Certain HIV drugs may cause dysfunction in the cells that line the blood vessels leading to the lungs, thus increasing blood pressure and potentially increasing the risk for heart disease, according to a study published in the February 13 issue of The American Journal of Pathology and reported by ScienceDaily.
Pulmonary hypertension is different from the kind of hypertension that is measured by the blood pressure cuffs doctors use on your arm. Narrowing and blockages in the blood vessels leading to the lungs are its primary cause. It restricts blood flow not only to the lungs, but also to the right side of the heart. Over time, the condition can weaken the heart muscles and ultimately lead to heart failure. There have been concerns that antiretroviral (ARV) therapy could increase certain factors associated with an increased risk for heart disease, including changes to the health of blood vessels.

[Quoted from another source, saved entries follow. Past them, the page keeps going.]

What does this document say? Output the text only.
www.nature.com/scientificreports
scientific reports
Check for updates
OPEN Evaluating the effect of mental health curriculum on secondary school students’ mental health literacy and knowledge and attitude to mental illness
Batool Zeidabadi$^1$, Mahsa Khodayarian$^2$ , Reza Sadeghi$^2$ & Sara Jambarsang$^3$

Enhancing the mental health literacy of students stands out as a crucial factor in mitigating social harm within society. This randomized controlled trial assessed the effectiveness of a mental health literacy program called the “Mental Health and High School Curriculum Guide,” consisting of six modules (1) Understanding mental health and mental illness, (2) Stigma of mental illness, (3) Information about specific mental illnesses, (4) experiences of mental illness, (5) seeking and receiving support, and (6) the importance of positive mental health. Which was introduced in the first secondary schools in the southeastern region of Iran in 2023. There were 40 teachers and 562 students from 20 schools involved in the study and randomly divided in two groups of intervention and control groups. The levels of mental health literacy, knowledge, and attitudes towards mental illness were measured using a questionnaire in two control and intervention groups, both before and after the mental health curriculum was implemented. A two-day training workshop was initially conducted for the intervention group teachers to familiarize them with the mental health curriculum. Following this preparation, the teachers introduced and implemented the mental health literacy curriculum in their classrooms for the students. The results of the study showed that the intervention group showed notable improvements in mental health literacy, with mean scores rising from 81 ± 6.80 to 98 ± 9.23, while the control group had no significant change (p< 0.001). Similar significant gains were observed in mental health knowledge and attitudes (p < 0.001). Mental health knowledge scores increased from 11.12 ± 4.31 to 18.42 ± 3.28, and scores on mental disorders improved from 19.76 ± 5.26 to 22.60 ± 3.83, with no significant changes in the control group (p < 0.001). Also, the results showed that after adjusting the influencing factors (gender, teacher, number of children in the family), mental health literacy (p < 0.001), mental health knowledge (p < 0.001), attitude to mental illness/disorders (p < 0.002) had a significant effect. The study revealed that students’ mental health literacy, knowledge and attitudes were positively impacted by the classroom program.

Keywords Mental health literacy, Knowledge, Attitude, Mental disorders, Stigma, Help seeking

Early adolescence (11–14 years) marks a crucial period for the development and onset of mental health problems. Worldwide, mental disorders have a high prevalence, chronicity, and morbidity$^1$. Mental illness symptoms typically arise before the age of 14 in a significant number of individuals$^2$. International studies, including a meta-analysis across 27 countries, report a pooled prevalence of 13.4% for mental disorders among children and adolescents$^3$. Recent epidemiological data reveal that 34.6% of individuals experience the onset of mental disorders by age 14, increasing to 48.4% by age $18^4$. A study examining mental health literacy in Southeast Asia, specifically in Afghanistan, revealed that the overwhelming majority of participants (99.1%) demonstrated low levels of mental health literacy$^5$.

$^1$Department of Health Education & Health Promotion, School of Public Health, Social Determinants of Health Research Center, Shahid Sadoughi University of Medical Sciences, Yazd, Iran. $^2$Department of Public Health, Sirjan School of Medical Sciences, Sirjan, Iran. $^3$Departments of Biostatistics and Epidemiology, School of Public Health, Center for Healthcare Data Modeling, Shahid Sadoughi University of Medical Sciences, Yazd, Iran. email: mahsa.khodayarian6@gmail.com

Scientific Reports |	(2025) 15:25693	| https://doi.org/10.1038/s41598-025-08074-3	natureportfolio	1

To examine the impact of eight ARV drugs on pulmonary blood vessel function, Changyi Chen, MD, PhD, from Baylor College of Medicine in Houston and his colleagues measured the degree of blood vessel inflammation caused by a variety of HIV drugs in pig and human arterial cells. Drugs were tested both individually and in combination.
Chen found that five drugs decreased the ability of blood vessels to open and close. Two—ritonavir (found in Norvir and Kaletra) and indinavir (Crixivan)—are protease inhibitors. The other three—abacavir (found in Ziagen, Epzicom and Trizivir), lamivudine (found in Epivir, Epzicom, Combivir and Trizivir) and zidovudine (found in Retrovir, Combivir and Trizivir)—are nucleoside analogue reverse transcriptase inhibitors (NRTIs).
The finding by Chen and his colleagues doesn’t conclusively prove that these drugs cause pulmonary hypertension, but it does point to the increased possibility that they do and it suggests that further research should be carried out to prove or dispute their results.